I have been having a really good couple of days. I received the glorious blessing on Sunday of an extensioin on my legal writing memo till Friday, which made work more relax and my life a lot less harried.

Work at the bar has become much more leisurely, as I have grown to get to know the staff and the way things run. When you get down to it, a bar is a bar, a martini is a martini. The computer system was the worst learning curve, and I quickly have become acostumbed to that. Oh... And the money is terrific.

I seemed to misplace my cell phone yesterday, but I refused to get out-of-whack about it... I had a very limited area of space I could have lost it in, so i figured it would turn up. I got an email this morning though from a law-school administrator telling me to call my father. I pretty much freaked out. I ran out of the class room, figuring that my Grandfather had died, and Dad was trying to get ahold of me to let me know... Actually, the Uof M campus had found my phone in their parking lot and called the "Dad" entry. Pheewww. That had me worried.

The reason that I was at the U in the first place was that I went to a Same-Sex Marriage debate at their law school. It was quite interesting really, and I ended up making a "contractual model" argument for marriage in the face of the two models offered up. The Defense Alliance guy (anti-SSM) said that the courts have never granted the right to "marry whomever you want," (the companionship model of marriage) but rather that the State Interest in marriage lies in the foundation of stable familes for the burden of child-rearing. Since SSM fundamentally doesnt have the burden of child-rearing, there is no state interest in it.

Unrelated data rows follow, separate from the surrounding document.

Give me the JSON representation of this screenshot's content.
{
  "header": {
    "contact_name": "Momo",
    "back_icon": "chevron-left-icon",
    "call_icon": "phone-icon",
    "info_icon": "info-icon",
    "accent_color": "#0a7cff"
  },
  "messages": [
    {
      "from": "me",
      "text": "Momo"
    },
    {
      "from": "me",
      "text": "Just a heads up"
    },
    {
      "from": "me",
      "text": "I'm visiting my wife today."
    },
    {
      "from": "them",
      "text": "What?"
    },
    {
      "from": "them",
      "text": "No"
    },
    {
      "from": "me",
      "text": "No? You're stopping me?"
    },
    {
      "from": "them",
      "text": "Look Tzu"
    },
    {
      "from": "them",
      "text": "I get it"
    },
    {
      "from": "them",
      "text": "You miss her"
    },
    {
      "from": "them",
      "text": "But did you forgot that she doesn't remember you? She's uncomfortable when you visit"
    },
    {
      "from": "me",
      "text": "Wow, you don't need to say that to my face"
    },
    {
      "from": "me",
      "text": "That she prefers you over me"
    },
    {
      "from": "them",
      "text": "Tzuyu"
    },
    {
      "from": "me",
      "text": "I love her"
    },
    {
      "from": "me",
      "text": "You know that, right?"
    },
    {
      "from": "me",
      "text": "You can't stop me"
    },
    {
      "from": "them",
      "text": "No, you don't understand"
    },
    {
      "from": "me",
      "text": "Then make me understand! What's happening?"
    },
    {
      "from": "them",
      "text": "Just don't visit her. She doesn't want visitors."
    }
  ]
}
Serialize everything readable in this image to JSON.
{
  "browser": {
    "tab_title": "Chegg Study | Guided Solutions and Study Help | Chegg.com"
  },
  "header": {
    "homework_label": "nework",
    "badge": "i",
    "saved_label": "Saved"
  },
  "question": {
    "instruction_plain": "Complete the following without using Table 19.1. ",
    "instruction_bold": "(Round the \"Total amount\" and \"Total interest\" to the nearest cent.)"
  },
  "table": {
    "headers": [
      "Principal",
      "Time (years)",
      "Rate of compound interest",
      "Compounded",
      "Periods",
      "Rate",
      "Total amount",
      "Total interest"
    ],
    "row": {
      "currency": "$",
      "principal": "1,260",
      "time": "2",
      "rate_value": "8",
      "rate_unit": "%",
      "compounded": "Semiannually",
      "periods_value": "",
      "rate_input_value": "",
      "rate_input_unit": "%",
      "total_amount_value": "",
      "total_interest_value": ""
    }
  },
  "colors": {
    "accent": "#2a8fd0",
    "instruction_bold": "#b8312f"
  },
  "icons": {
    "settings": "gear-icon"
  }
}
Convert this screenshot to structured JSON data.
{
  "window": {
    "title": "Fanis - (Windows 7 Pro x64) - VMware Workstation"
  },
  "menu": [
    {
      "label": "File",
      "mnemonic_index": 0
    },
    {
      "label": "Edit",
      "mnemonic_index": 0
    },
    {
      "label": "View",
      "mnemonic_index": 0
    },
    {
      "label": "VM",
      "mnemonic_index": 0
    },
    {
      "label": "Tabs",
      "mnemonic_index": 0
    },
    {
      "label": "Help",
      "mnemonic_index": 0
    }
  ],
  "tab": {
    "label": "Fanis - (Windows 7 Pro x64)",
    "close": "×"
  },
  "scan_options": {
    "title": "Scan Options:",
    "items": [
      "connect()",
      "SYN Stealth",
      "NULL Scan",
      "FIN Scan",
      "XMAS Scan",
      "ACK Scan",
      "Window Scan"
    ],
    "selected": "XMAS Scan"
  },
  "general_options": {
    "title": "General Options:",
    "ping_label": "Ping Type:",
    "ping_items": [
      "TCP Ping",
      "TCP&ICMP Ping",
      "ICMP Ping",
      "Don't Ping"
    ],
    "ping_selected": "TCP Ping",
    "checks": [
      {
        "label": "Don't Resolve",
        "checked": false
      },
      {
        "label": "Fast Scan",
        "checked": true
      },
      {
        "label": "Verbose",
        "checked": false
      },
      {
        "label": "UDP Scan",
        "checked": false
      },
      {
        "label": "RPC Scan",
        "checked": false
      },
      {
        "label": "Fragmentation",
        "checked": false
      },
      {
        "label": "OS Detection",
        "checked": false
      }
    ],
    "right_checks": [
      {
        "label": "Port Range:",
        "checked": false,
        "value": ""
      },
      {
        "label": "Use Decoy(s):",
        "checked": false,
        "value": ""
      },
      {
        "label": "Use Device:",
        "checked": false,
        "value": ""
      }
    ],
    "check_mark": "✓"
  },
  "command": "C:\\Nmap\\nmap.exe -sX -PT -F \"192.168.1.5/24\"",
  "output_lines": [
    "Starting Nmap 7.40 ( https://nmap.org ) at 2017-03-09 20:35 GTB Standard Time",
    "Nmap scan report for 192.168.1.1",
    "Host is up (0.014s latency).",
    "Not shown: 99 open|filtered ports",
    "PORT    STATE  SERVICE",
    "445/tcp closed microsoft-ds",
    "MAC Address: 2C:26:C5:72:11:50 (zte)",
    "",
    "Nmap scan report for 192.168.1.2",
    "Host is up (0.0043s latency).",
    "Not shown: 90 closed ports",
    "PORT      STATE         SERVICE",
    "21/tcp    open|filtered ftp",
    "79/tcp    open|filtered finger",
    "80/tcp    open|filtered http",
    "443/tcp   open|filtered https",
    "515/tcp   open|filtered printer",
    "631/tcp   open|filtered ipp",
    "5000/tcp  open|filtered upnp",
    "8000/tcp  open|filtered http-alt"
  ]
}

Interesting argument, really... Except it forgets that Marriage is largely a contract. In the "Contract Model" I proposed, the state has an extremely large interest in stabilizing and establishing the union of two people who own property and accounts, may have children, and have entered into life-long partnerships. The State-Interest in this sort of policy is extremely strong... Think about the costs of divorce and child support... How much harder are these issues to establish justice if one party decides to leave after 40 years of shared venture.

Anyway, the Defense Alliance guy then referenced a book called, "From Sacrament to Contract." Interesting, I thought... Since the US government is NOT in the business of establishing and recognizing sacraments, but IS in the business of doing so with contracts. Then the D.A. guy said, "I wouldn't want the UCC (uniform commercial code) getting involved between me and my wife." My friend Meg leaned over and pointed out that in our Contracts class (1st year class) we had learned that the UCC only applies to the sale of goods. I pointed that out loudly, to much laughter. The D.A. guy responded, "You dont know my wife..."

Wow, that says a lot about how he views HIS marriage.

Go ahead, keep defending Britney's Vegas wedding. Im coming to get you... Two more years of legal education and I am REALLY going to kick your ass.